Depuis son arrivée au conseil de Carrefour, Amaury de Sèze, Président du Comité Stratégie, cumulant six mandats de grandes sociétés, a laissé s'extérioriser la pression pour le court terme venue d'actionnaires réputés pour leur dynamisme (Colony et Groupe Arnault réunis dans Blue Capital), notamment par l'éviction du Directeur Général, Jose-Luis Duran, son remplacement par Lars Oloffson, l'annonce peu habile de deux scissions contestées, annonce suivie de la démission d'un administrateur, Jean-Martin Folz, etc... Ce président non exécutif touchait une rémunération fixe de 700 000 €, plus des éléments accessoires de 88 776 €, soit 42 fois le montant annuel du Salaire brut minimum (SMIC), rémunération non soumise à la censure de l’assemblée.

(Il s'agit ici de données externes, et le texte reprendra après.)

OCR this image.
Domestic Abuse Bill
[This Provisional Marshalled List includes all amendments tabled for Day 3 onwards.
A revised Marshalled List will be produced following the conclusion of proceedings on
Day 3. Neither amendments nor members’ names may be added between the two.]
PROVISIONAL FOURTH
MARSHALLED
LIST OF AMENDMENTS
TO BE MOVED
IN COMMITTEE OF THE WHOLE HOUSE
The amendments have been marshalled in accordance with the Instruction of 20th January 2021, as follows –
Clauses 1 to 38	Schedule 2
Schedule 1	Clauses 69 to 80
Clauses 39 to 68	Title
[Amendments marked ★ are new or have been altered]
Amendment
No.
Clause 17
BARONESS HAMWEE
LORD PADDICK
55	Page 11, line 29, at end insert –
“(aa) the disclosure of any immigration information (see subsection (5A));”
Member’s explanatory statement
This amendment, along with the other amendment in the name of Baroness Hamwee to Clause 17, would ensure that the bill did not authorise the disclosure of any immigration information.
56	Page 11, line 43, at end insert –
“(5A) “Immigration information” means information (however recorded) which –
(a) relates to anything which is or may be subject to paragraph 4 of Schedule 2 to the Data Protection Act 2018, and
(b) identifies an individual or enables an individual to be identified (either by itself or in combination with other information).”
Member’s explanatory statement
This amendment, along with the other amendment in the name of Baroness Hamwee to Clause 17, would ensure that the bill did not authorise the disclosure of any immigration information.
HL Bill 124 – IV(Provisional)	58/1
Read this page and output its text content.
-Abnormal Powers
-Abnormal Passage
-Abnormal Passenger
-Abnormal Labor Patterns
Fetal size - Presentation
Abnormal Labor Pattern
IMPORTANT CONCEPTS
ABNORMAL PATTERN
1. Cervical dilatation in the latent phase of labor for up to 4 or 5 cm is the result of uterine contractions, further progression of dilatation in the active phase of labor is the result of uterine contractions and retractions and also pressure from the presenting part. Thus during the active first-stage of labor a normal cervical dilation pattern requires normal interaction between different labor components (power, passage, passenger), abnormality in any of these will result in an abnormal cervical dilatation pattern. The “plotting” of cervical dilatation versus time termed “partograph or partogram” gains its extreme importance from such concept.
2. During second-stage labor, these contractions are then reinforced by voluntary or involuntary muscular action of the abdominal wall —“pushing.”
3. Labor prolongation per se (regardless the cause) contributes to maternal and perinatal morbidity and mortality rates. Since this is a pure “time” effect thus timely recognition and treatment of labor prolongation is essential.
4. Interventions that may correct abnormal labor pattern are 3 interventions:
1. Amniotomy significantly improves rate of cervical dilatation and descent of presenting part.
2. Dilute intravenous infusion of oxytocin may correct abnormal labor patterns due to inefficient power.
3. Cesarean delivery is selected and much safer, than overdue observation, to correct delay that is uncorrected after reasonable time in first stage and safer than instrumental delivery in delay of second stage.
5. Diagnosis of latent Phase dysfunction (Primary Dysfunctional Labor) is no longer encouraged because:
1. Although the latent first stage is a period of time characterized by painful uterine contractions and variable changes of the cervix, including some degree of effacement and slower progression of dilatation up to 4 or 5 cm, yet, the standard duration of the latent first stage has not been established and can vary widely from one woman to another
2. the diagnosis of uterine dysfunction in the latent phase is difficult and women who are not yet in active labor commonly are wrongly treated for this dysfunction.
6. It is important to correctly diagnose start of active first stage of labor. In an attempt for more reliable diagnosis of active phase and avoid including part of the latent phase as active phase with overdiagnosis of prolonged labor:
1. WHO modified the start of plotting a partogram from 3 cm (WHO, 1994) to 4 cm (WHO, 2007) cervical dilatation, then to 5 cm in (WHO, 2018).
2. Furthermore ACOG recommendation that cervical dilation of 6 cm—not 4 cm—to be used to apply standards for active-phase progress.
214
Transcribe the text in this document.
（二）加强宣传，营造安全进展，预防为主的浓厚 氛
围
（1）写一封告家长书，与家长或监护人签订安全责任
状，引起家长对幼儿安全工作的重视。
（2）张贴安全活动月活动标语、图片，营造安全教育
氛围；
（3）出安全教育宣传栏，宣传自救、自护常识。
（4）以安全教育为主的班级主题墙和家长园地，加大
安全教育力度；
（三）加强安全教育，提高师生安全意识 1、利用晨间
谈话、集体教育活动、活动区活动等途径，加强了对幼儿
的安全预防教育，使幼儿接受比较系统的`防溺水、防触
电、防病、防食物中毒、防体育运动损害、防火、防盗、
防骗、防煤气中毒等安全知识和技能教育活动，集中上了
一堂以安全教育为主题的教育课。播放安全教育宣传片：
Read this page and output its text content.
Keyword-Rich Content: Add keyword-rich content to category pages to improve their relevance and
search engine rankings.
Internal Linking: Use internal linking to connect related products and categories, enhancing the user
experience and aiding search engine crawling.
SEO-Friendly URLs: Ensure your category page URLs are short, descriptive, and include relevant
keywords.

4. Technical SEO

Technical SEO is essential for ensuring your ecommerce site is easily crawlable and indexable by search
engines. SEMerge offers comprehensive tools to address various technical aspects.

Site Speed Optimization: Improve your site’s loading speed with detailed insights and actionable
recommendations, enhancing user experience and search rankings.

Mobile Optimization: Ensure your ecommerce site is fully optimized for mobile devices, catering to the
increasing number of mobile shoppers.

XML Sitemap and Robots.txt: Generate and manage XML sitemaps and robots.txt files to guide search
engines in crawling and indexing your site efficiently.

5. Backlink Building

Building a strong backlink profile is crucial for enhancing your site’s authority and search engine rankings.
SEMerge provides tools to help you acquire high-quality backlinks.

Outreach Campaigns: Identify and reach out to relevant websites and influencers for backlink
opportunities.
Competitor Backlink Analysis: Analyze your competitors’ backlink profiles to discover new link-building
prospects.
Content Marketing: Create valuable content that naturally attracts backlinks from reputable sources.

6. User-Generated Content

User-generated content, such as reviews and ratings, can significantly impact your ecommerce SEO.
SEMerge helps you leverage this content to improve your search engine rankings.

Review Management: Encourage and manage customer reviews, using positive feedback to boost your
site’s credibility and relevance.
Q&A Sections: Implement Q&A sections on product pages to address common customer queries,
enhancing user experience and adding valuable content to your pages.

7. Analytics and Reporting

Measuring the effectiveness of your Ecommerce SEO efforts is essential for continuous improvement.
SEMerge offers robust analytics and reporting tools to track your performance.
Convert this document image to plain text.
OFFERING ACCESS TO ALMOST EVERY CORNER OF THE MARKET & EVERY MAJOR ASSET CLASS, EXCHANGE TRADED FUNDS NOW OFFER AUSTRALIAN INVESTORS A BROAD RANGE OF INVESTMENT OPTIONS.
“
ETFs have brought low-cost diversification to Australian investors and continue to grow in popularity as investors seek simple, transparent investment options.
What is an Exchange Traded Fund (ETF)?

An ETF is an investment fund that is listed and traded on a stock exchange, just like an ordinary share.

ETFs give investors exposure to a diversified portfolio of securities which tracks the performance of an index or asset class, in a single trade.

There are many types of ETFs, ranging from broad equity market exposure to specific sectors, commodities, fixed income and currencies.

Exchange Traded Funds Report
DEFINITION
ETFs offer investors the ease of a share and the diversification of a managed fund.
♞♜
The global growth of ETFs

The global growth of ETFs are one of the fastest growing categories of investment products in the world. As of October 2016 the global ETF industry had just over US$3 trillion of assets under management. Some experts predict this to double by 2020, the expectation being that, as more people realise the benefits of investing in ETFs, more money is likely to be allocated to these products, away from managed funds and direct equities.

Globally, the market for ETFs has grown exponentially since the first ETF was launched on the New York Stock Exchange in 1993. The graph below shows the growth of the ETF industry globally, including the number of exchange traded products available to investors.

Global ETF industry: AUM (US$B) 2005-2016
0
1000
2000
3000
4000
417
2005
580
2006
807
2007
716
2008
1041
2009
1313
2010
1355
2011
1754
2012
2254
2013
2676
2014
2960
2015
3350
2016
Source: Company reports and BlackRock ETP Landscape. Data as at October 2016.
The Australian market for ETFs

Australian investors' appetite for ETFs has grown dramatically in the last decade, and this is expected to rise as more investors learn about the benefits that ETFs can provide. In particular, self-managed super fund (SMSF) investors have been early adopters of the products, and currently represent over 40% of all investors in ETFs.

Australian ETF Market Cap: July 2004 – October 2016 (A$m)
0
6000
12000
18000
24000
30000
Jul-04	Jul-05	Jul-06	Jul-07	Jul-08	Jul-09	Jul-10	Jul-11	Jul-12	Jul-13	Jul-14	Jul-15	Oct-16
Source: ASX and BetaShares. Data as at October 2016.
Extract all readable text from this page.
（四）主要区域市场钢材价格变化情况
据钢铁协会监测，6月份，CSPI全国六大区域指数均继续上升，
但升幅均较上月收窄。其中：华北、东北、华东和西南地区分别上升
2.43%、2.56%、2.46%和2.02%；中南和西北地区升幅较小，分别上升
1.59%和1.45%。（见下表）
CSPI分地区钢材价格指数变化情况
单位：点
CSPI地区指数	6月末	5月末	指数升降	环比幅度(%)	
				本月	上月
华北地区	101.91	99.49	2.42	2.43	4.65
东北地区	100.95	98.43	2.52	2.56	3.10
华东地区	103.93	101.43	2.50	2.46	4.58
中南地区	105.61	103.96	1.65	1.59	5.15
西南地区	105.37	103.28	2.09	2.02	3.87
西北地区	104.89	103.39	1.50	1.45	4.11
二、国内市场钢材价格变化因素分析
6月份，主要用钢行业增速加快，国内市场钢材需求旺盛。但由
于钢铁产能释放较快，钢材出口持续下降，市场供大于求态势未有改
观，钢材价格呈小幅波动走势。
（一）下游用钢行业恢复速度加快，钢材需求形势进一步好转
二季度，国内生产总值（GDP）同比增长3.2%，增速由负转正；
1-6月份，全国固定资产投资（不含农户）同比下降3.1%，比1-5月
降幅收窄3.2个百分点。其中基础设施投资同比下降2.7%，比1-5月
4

Amaury de Sèze ayant essuyé avec 78,15% des voix le pire score des administrateurs enouvelés, moins même que l'impopulaire Bernard Arnault avec 78,40%, a finalement proposé que l'actuel directeur général du groupe, Lars Olofsson, devienne Président Directeur Général.
Les actionnaires s'étaient aussi prononcés à 77% avec Proxinvest pour le projet de scission totale de la branche discount Dia, cette division dont la direction était en Espagne et dont ni les achats ni la logistique n'étaient intégrés au système Carrefour, et dont la concentration dans le seul discount faisait contraste à la stratégie lancée par Lars Olofsson de "réenchantement" des hypers et supermarchés Carrefour.
Si le regroupement des fonctions n'est pas de bonne gouvernance, la suppression du poste de président non exécutif de Carrefour, peu adapté et trop payé, offrira au moins une économie dans cette période de reconstruction.